In questi anni qual è stato il momento più difficile? Secondo te cosa è accaduto a tua sorella Rina? Chi ti sta più accanto concretamente e quotidianamente?

Forse il momento più difficile deve ancora arrivare. Adesso viviamo nell’illusione, più che nella speranza.
Io penso che quella mattina sia accaduto qualcosa. Magari Fabio conosce la verità ed è spaventato. Forse Rina si è sentita male? O le è accaduto qualcosa di irreparabile? Non posso credere che nessuno sappia dare una risposta alle nostre domande.
Nessuno ci è stato accanto concretamente. Le indagini sono state vaghe e superficiali. Quando gli inquirenti hanno controllato i tabulati telefonici di Rina, io ho raccontato loro che, nei giorni precedenti la scomparsa, mia sorella mi aveva raccontato che, per un paio di notti di seguito, aveva ricevuto delle telefonate da un numero straniero, nelle quali aveva sentito un bambino piangere e questo l’aveva turbata. Siccome Rina era stata ricoverata per un periodo di tempo in una Clinica Svizzera, dove c’erano degenti da tutto il mondo, abbiamo pensato che potesse esserci un collegamento con la sua scomparsa, ma alla fine questo percorso non è mai stato approfondito nelle indagini.

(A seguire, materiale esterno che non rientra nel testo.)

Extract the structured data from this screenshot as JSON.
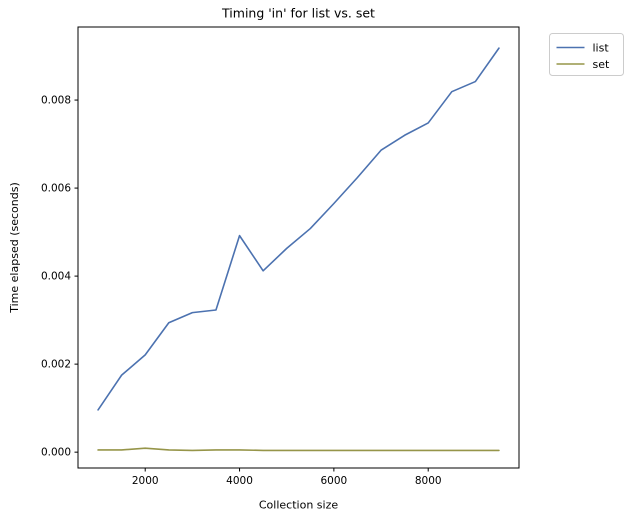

Che ruolo svolgono, o potrebbero svolgere, secondo te, l’opinione pubblica e tutti i mezzi di informazione di fronte a un caso di scomparsa?


Sarebbe molto importante che i riflettori restassero accesi in questi casi e che le storie degli scomparsi si conoscessero maggiormente. È un fenomeno allarmante e in aumento e non possiamo fingere che non ci sia. Finché non si trova un corpo, le persone vanno cercate e si dovrebbe anche provare a dare un nome a tutti quei corpi che invece non ne hanno e sono nei nostri obitori, in attesa. Anche noi, come tanti altri familiari di scomparsi, abbiamo provato a consultare l’elenco dei cadaveri non riconosciuti, ma come si può scoprire qualcosa da una descrizione? Senza foto e senza analisi idonee noi familiari come possiamo fare un riconoscimento? Possibile che ci siano sempre storie di serie A e storie di serie B? A volte l’opinione pubblica sembra indifferente perché non è informata: solo se restiamo uniti forse le cose potranno cambiare.